Nachdem wir an dem Fuße des Kelches das Geheimnis der Menschwerdung und an seinem Griffe das der Erlösung erkannt haben, dürfen wir an seinem Becher kaum etwas anderes erwarten, als das Mysterium des Meßopfers. Und zu dieser Voraussetzung stimmen dann auch aufs vollkommenste die vier Darstellungen: Abrahams Opferung, Melchisedek, die eherne Schlange und die Witwe von Sarepta.

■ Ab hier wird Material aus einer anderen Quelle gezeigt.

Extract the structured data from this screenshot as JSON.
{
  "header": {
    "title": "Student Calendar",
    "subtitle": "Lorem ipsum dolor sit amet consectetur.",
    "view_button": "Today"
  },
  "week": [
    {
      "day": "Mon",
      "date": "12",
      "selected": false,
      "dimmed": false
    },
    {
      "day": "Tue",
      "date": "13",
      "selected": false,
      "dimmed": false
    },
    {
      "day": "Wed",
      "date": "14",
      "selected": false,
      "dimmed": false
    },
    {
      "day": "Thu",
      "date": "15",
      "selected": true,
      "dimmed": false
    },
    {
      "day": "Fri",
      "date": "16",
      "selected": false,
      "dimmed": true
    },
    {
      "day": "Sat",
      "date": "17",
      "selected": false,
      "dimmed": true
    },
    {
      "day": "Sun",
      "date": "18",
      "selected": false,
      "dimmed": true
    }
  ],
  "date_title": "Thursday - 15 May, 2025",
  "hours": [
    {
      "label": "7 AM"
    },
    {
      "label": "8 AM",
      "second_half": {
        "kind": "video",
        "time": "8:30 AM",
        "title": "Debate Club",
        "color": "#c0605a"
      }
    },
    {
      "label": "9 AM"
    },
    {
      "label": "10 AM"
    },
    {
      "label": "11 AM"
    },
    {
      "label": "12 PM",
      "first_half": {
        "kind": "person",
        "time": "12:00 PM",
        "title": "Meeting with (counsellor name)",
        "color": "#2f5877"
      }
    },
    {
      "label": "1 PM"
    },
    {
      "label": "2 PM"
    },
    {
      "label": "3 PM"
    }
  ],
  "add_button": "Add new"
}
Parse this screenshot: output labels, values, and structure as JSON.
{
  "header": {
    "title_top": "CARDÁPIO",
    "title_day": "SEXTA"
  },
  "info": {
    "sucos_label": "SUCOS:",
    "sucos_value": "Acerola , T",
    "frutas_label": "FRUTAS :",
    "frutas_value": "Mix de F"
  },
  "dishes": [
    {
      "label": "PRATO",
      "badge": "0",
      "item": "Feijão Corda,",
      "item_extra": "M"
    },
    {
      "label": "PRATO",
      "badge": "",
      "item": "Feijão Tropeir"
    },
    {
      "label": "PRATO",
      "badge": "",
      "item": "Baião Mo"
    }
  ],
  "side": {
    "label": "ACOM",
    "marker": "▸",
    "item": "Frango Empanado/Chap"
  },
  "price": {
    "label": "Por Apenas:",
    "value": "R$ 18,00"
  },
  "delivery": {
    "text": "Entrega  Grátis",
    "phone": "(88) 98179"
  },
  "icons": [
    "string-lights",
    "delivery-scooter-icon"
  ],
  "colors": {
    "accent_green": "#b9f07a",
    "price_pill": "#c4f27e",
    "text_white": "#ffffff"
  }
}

a) Das erste Bild stellt die Szene aus 1. Mose 14, Vers 18-20 dar und trägt die Umschrift: „Melchisedek rite dat Abram duo munera vitae“, auf deutsch: „Melchisedek bringt dem Abram feierlich die beiden Gaben des Lebens dar". Abram kommt aus dem Feldzug gegen die neun Könige siegreich zurück; er bringt den Zehnten von der gemachten Beute dem Könige Melchisedek von Salem, dem Priester Gottes des Allerhöchsten, dar, welcher ihm, seinerseits segnend, mit Brot und Wein entgegentritt. Melchisedek erscheint mit dem Hostienkelch in der Hand in der Tracht eines christlichen Priesters, angetan mit der altertümlichen Casula, die er mit den Armen emporhebt. Unter derselben trägt er die Alba mit übergehängter Stola, die Kopfbedeckung allein erinnert an den alttestamentlichen Priester. Den Zehnten bringt Abram, dessen Gestalt nicht vollständig zu sehen ist, hier auf einem unterbreiteten Tuche dem Melchisedek dar. Die Szene selbst ist in eine Kirche verlegt, hinter Melchisedek erblickt man den Altar.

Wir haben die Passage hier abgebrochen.